Le Maire mit un genou à terre à côté de l'étrier de Monmouth et baisa la main que celui-ci lui tendit avec grâce.

—Mon cher monsieur le Maire, dit le Roi d'une voix claire et forte, c'est à mes ennemis à se prosterner devant moi, et non à mes amis. Je vous en prie, qu'est-ce que ce rouleau que vous déployez?

—C'est une allocution de bienvenue et de soumission, Votre Majesté, de la part de votre loyale ville de Taunton.

—Je n'ai pas besoin d'une telle allocution, dit le Roi Monmouth, en promenant ses yeux autour de lui. Elle est écrite tout autour de moi en plus beaux caractères qu'on n'en vit jamais sur parchemin. Mes bons amis m'ont prouvé que je suis le bienvenu, sans recourir à l'aide d'un clerc ou d'un écrivain. Vous vous nommez Stephen Timewell, digne Mr le Maire, à ce qu'on m'a appris.

—Oui, Majesté.

—C'est un nom trop court pour un homme aussi digne de confiance, dit le Roi en tirant son épée, et l'en touchant sur l'épaule, je veux l'allonger de trois lettres. Relevez-vous, Sir Stephen, et puissé-je trouver grand nombre d'autres chevaliers semblables dans mon royaume, et aussi loyaux, aussi fermes.
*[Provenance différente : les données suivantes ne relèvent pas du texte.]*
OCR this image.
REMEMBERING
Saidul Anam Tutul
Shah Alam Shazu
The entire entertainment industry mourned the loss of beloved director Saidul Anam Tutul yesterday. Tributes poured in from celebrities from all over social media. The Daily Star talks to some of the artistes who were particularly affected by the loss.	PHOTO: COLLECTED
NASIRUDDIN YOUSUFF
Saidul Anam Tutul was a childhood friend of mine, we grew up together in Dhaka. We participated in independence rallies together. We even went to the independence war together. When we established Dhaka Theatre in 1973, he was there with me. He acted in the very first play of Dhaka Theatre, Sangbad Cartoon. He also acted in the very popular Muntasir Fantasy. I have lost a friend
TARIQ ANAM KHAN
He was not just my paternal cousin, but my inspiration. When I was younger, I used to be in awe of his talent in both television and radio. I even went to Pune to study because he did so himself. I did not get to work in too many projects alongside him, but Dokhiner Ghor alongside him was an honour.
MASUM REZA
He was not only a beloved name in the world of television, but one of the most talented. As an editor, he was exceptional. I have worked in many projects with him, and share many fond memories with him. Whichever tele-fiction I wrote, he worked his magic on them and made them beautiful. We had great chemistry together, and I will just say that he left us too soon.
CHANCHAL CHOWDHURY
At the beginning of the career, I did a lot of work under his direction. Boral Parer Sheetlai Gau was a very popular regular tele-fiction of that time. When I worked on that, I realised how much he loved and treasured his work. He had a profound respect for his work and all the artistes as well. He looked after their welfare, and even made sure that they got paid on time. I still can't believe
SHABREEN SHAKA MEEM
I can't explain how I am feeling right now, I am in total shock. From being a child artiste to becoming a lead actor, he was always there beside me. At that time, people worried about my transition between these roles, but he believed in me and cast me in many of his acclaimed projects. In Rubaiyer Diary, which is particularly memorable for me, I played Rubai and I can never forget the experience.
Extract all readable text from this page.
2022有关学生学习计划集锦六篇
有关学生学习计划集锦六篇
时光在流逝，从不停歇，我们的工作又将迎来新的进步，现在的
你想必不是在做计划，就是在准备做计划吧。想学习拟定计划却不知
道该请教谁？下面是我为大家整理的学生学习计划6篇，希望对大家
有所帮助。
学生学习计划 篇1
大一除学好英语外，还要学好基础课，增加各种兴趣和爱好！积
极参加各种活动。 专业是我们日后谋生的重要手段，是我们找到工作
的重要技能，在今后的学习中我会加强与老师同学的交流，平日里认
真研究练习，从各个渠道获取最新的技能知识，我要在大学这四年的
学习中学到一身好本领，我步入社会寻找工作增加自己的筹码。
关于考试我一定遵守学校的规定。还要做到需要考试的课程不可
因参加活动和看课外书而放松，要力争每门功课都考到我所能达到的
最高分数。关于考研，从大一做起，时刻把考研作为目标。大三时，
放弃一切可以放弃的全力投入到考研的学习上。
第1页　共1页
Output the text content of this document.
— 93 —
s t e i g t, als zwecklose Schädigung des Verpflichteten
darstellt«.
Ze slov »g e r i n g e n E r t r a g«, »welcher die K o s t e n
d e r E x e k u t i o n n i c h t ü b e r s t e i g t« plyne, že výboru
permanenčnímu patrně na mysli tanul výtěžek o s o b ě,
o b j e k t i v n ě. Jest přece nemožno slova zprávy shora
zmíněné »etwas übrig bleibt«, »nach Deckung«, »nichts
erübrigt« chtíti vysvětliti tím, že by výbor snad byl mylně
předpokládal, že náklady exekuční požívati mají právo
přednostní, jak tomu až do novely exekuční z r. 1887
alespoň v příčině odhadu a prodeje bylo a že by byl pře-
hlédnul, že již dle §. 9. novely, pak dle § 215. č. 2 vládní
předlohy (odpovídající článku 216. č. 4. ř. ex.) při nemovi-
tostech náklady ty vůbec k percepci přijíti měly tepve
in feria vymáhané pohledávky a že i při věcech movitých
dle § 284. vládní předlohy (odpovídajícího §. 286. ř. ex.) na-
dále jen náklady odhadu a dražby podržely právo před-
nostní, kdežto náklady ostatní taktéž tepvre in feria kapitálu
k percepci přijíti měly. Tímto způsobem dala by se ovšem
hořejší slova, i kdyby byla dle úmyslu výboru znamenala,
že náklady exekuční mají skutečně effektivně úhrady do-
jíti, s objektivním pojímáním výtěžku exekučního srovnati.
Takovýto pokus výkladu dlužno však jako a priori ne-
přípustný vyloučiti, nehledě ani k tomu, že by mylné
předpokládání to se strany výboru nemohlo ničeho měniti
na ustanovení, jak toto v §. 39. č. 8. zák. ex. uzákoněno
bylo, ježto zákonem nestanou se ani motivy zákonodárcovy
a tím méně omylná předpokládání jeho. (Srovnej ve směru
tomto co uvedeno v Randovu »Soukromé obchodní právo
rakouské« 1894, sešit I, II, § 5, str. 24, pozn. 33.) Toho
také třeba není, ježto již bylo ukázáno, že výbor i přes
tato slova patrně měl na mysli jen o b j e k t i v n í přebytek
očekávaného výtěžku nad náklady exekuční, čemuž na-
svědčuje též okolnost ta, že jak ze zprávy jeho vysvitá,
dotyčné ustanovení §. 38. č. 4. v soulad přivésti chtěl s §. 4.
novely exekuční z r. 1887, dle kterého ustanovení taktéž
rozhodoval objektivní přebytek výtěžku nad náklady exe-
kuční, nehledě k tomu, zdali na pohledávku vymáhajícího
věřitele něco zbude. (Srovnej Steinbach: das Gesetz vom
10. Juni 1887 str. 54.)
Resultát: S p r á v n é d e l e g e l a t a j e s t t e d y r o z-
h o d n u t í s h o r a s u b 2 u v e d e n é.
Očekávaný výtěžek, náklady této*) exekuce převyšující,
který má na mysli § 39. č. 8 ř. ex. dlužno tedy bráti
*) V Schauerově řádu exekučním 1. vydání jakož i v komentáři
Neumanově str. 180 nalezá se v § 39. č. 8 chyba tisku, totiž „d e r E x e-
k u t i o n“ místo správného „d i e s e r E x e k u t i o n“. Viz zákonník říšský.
Le Maire se retira avec les conseillers au côté gauche de la porte, au milieu des applaudissements que fit éclater cet honneur conféré à la ville, pendant que Monmouth et son escorte formaient un groupe à droite.

Sur un signal donné, un trompette sonna une fanfare.

Les tambours firent entendre un roulement guerrier, et l'armée des insurgés, en rangs serrés, bannières déployées, reprit sa marche vers la ville.